MANTEO -- By movie-making standards in 1921, Manteo qualified as a far-flung backwater, a tiny island reachable only by boat. Hardly anyone there had ever owned a camera, let alone seen a motion picture.
But that year, North Carolina's state government spent the hefty sum of $3,000 filming the story of the Lost Colony using local actors and Outer Banks sets. It was the first movie ever shot in North Carolina. Townsfolk dressed in the plumed hats of English colonists and the headdresses of Indian tribes, putting their stamp on the new marvel of cinema.
That film was quickly eclipsed by the popular outdoor drama "The Lost Colony," still staged in Manteo, and the film fell into obscurity until last month, when a nearly pristine copy was discovered in the play's offices.
A five-minute segment of the film, now digitized, will be shown during a lecture at East Carolina University. Soon, backers hope to revive the entire 46-minute movie.
"In 1921, all the people from the Outer Banks piled on boats to see themselves on film," said Larry Tise, history professor at ECU. "They mobbed the theater in Elizabeth City. It was such a big hit that they had to show it over and over and over."
The movie helped mark a time when the Outer Banks, cut off from the rest of North Carolina, began to consider the story of its early English colonists a commodity to be shared.
The idea came from Mabel Evans Jones, superintendent of Dare County schools who had studied in New York and had seen movies there as their popularity spread.
When she heard that the state government wanted to make a historical film, she successfully pitched the Lost Colony idea as a way to get the story into North Carolina schools.
Its title hardly rolled off the tongue: "The Earliest English Expeditions and Attempted Settlements in the Territory of What is Now the United States, 1584-1591."

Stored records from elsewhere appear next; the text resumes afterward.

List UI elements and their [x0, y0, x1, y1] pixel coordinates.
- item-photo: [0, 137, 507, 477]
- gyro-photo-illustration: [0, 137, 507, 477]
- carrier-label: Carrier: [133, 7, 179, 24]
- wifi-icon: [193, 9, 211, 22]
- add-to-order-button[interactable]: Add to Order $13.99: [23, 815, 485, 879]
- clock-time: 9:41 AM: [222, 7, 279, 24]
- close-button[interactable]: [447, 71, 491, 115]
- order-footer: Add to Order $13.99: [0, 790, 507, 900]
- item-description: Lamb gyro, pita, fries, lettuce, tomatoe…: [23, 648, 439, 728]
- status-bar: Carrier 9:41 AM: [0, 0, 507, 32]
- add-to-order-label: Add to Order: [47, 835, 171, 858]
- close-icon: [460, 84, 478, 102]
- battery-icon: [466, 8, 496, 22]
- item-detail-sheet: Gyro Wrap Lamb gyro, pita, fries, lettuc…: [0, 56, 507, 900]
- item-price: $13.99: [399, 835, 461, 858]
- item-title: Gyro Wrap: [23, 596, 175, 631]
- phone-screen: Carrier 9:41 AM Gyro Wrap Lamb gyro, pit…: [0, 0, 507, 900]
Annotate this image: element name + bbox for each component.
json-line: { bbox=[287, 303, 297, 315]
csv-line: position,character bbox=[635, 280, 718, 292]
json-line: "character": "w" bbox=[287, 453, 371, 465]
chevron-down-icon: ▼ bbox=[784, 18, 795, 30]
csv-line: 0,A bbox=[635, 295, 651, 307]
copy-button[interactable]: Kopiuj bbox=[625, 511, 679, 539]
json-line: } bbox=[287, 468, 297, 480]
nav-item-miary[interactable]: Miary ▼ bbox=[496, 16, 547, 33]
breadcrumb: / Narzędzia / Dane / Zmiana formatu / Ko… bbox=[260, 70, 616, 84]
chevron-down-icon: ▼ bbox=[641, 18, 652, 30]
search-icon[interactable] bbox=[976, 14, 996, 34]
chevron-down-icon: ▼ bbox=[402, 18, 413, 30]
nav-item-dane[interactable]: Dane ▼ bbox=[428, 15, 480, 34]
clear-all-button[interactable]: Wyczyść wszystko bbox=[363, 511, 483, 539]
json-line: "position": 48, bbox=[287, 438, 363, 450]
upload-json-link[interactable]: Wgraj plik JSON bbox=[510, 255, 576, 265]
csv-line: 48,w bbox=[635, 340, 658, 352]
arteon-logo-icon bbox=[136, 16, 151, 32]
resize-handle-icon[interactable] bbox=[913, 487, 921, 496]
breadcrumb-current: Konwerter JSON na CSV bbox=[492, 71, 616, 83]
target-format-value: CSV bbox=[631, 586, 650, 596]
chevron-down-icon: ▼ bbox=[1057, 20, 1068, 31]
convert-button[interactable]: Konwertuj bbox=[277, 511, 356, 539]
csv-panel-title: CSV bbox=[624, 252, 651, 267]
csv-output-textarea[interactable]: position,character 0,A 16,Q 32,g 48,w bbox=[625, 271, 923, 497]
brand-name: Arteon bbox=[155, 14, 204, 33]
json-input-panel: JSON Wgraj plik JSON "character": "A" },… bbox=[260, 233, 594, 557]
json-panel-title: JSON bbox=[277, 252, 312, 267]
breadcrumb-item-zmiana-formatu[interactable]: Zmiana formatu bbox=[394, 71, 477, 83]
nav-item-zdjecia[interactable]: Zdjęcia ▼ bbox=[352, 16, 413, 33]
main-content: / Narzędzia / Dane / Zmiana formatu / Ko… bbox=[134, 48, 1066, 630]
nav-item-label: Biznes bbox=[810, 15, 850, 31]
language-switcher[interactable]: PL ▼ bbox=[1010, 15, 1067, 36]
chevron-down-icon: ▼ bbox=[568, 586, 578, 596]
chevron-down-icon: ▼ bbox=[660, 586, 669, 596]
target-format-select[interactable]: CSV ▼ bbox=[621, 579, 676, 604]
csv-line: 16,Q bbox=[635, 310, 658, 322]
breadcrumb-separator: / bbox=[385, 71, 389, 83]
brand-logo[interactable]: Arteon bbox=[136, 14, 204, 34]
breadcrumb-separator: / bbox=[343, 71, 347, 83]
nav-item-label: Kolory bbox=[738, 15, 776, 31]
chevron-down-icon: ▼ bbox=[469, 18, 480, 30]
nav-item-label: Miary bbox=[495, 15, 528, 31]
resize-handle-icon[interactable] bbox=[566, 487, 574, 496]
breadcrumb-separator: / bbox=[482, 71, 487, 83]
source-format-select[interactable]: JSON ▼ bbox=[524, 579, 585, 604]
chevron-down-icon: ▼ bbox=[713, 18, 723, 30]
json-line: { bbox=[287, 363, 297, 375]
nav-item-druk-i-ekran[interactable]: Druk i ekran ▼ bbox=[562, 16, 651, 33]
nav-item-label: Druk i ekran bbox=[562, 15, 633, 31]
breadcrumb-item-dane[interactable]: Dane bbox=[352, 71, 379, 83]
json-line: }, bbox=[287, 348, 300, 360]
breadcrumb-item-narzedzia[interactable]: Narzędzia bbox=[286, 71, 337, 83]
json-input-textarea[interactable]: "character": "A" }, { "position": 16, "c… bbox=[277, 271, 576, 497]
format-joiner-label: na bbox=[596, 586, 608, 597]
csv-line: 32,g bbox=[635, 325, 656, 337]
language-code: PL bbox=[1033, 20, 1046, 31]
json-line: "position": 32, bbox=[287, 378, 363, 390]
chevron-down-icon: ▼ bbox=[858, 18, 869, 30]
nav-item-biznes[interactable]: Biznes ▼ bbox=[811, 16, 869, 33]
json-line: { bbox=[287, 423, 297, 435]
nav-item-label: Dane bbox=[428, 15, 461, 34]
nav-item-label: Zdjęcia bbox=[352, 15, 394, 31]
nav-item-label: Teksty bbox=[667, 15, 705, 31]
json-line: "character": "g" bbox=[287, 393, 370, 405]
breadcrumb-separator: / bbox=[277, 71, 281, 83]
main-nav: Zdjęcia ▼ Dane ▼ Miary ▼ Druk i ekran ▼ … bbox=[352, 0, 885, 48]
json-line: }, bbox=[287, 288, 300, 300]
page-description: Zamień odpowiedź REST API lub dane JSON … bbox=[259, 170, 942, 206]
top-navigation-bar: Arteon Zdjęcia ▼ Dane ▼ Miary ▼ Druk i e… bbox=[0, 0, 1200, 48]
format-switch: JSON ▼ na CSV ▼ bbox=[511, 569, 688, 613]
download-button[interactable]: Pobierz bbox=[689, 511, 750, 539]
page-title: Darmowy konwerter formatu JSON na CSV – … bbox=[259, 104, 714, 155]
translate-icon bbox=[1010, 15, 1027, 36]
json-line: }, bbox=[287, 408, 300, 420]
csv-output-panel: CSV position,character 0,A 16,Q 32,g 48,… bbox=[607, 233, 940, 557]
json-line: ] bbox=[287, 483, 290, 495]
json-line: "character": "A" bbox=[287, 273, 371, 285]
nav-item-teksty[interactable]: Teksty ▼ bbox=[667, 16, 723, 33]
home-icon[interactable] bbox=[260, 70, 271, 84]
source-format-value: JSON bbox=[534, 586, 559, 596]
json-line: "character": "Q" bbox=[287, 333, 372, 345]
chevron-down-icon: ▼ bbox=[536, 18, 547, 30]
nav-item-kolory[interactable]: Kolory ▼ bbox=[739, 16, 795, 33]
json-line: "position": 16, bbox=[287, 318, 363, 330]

Although the film was made by the Atlas Film Co. of Chicago with a single cameraman, locals made the entire production happen. R.C. "Dick" Evans, father of Mabel Evans Jones, allowed a room in his hotel and store to be used for costume design, said Sarah Downing, assistant curator of the Outer Banks History Center.
A cast of hundreds
"There were about 300 people in Manteo, and they used all 300 people," said Lebame Houston, historian with the Roanoke Island Historical Association, who discovered the film copy. "The total involved was 374, so [Jones] had to import some."
The film was distributed statewide and shown at least into the 1980s. It can't compare with Paul Green's 1937 play, Houston said, but it did set up a grass-roots movement behind the local history, which helped win federal backing for the play.
A product of its times
The film shows graphic violence between the colonists and the Indians, including a scene where the English fire on unarmed natives they suspect of stealing a silver chalice. Tise said it is best viewed along with historical context, and Houston will speak when it is shown Thursday at ECU.
A few other copies of the film exist, but they are in poor shape.
The copy found in "The Lost Colony" administrative offices is thought to be the only surviving copy in good condition, and a 1971 narration from Jones also was found there.
To see it is to watch movie-making unfold and to see North Carolina make its first appearance on film, telling the world its best-known stories.